For its residents and those in adjoining Silver Spring Township, the borough also manages a shared woody waste processing facility — adjacent to the treatment plant — for yard waste, leaves, branches and even large chunks of trees.

According to Adams, the borough land applied its Class B biosolids on agricultural land for many years. When plant operators couldn’t find land app sites, the material was sent to landfills.  

Several years ago, Adams recognized that as farmland was converted to residential areas, the drive time to land app sites was increasing to well over an hour round trip. He also knew that much of the borough’s equipment was nearing the end of its functional life.

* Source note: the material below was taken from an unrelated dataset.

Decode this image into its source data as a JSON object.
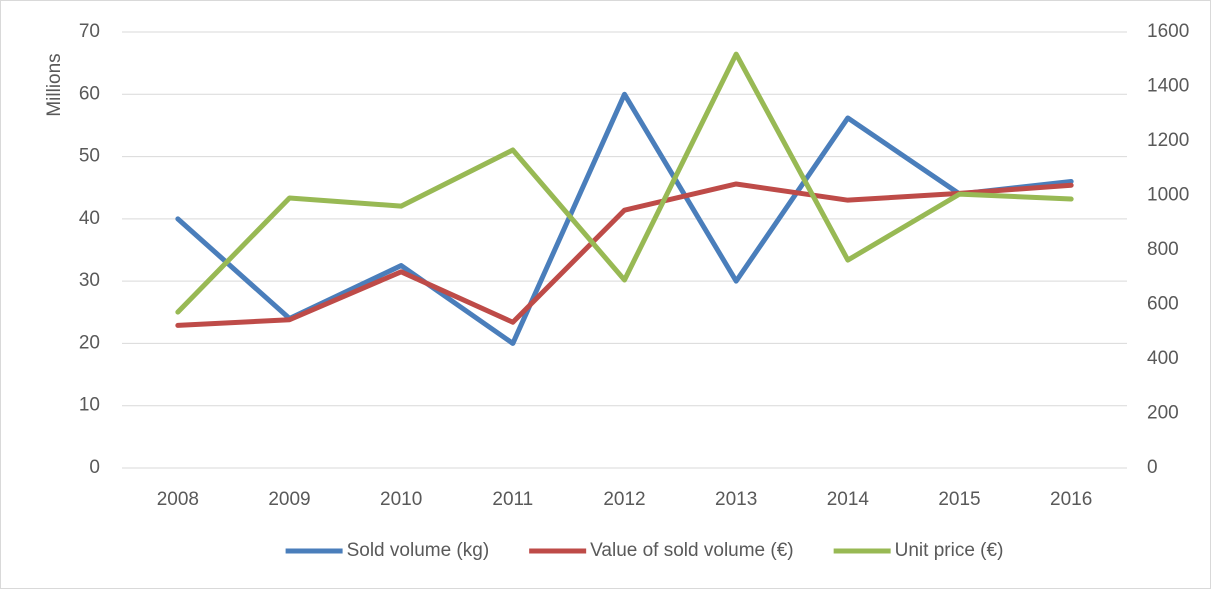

Adams — faced with a growing supply of Class B material, increased drive times and looming equipment replacement costs — had to think creatively.

“I saw the need and opportunity to look at all of the options,” he says. “That led me to explore further treatment of Class B to Class A material and discover a strong market for the sale of that resource.”

Working with consultant Material Matters and measuring each management decision on whether it would reduce labor demands and operating costs, a new approach to biosolids management emerged. With only a few months of operating history on the books, it appears that careful planning and implementation are delivering expected outcomes.

The hoop barn
The most visible and expensive element of the plan was a new hoop barn where Class B material — after being mixed with woody waste from the yard waste facility — is placed into long windrows for further passive processing. Each windrow is placed over a floor grate system that delivers a slightly pressurized flow of air. The air moves through the windrow, providing oxygen that drives decomposition and kills pathogens. To hold heat in, a covering layer of processed material is spread on each windrow.

After a 30-day cooking cycle, the windrow is broken down and run through a rotating screening machine where the coarse items are returned to form a new starter layer. The fine Class A product is stockpiled for delivery.

Continual temperature monitoring shows windrow temperatures have never fallen below the highest state-mandated minimum, so it’s easy to see how the product has passed every analytical standard. Because the product is sold as a fertilizer, it must also meet minimum analysis standards set by Pennsylvania's Department of Agriculture.

The borough doesn’t plan to bag its yet-to-be-named product, which would drive up labor needs and product costs.

As Adams likes to say, “No matter how much we make, it is all already sold!"